Beyaz duvarları olan penceresiz koğuşun içinde iki tane yatak vardı. Birinde gözleri mor, titrek ve sürekli sayıklayan işe yaramaz bir yedek duruyordu. Onu defalarca yok etmeyi düşünmüştü ama gerçeğine bir şey olması durumunda hala kullanılabilir durumda olması bunu yapmasına engel oluyordu. Hatta diğerlerini etkileyebileceği gerçeğini bile görmezden gelmesi gerekiyordu. Gözlerini hemen işe yaramaz yedekten diğerine kaydırdı. Kızıl uzun saçları, beyaz teni, çekici fiziğiyle diğerlerinden kolaylıkla ayırt edilebilecek durumdaydı.

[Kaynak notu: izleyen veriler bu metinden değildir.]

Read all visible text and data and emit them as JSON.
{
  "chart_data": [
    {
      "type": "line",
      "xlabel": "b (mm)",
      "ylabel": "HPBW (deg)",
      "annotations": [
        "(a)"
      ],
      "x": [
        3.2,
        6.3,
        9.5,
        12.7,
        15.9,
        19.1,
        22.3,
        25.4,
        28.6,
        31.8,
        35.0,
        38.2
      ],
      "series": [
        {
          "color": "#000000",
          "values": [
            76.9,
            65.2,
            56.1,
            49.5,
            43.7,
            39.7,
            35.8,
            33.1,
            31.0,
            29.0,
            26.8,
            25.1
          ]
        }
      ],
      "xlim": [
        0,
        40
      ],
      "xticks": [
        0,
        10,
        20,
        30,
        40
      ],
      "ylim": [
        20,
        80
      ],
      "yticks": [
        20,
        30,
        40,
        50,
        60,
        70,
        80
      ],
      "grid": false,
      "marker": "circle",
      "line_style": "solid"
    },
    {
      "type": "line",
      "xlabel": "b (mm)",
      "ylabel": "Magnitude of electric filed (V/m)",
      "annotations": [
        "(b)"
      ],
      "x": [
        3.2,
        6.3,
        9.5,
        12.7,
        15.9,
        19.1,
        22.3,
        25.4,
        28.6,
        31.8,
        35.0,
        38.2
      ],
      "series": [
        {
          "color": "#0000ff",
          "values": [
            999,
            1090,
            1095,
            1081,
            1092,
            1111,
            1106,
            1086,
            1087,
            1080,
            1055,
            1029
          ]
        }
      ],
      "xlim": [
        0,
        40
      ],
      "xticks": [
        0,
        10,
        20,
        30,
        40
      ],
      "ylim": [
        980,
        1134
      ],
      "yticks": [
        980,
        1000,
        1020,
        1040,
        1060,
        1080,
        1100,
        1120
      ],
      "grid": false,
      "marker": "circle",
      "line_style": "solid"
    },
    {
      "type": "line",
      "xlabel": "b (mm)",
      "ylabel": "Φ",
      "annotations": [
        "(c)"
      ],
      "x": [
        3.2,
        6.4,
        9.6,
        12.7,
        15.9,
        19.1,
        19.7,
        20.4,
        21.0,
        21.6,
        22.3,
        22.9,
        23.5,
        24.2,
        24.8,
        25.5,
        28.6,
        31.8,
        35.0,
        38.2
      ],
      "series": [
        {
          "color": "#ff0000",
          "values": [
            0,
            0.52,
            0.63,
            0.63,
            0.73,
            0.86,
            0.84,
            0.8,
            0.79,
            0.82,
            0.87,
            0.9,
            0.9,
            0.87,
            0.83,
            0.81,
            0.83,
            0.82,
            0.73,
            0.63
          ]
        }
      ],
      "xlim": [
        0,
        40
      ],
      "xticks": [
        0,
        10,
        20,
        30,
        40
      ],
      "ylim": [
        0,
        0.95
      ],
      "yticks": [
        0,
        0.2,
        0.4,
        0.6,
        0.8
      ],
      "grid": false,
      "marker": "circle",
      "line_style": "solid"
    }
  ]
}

Klavyeyi önüne doğru çekti ve bir şeyler yazdı. Enter tuşuna basar basmaz koğuşun kapısında kel kafalı bir gardiyan belirdi ve kızla konuşmaya başladı. Gülümsedi ve parmaklarını hızla klavyede gezdirmeye başladı. Her girdiği komutla beraber gardiyanlar istediğini yapıyordu. Kız kendisine verilen giysileri giyerken kontrol panelinin önündeki ekrana neredeyse burnunu yapıştırarak izledi. Bir yandan tedirgin bakışlarla arkasındaki kapıyı inceliyordu. Mesaisi yakında bitecekti. Normal bir zamanda olsa kimse onu umursamazdı bile ama bugün seminere katılacaktı ve onu çağırmaya birini gönderebilirlerdi. Bu yedeğe yaptıklarını görmeleri zaten maaşı az olan işine son vermelerini garantilerdi.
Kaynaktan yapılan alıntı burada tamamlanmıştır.